Abraham spürte, wie sein Kopf nach hinten schnellte. Spürte, wie seine Augenhöhle zertrümmert wurde. Überall dieses Licht. Er spürte, wie ihm das Blut aus den Nasenlöchern quoll. Ein weiterer Hieb folgte. Dann noch einer. Von irgendwoher hörte er seinen Sohn schreien. Warum läuft er denn nicht weg? Sein Kiefer zersplitterte. Seine Zähne wurden ihm ausgeschlagen. Die Fäuste und die Schreie entfernten sich immer mehr. Einfach schlafen … und nie mehr aufwachen.
Das Ding packte Abraham senior beim Schopfe und schlug immer wieder zu, bis sein Schädel schließlich »nachgab wie eine Eierschale«.

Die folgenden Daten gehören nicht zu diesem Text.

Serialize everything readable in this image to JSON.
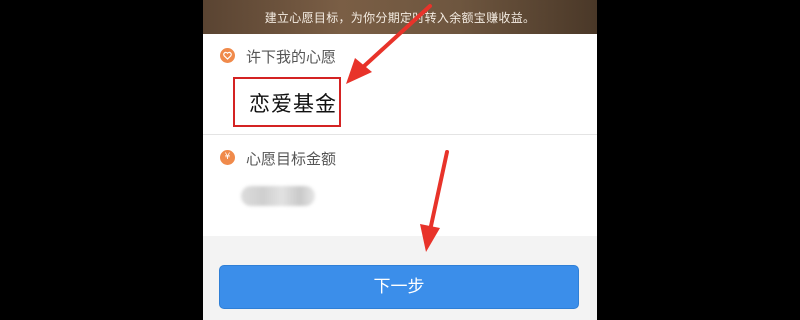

»Der Fremde legte die Hände um den Hals meines Vaters und hob ihn hoch in die Luft. Ich fing wieder an zu schreien, denn ich war mir sicher, dass er nun noch den letzten Rest an Leben aus ihm herauswürgen wollte. Aber stattdessen bohrte er ihm seine langen Daumennägel in den Adamsapfel und – zack – riss ihm die Kehle von der Mitte aus auf. Dann hielt er seinen Mund unter die Wunde und schlürfte wie ein Betrunkener aus einer vollen Whiskeyflasche. Schluck für Schluck trank er sein Blut. Wenn es nicht schnell genug floss, legte er einen Arm um den Brustkorb meines Vaters und drückte fest zu. Er presste sein Herz bis auf den letzten Tropfen aus. Dann ließ er ihn in den Staub sinken und wandte sich um. Nun erst begriff ich. Nun erst wurde mir klar, warum mein Vater so verängstigt ausgesehen hatte. Das Ding hatte Augen so schwarz wie glänzende Kohlestücke und Zähne so lang und scharf wie die eines Wolfs. Ich blickte in das bleiche Antlitz eines Dämons, der Blitz soll mich treffen, wenn ich lüge. Mein Herz klopfte zum Zerspringen.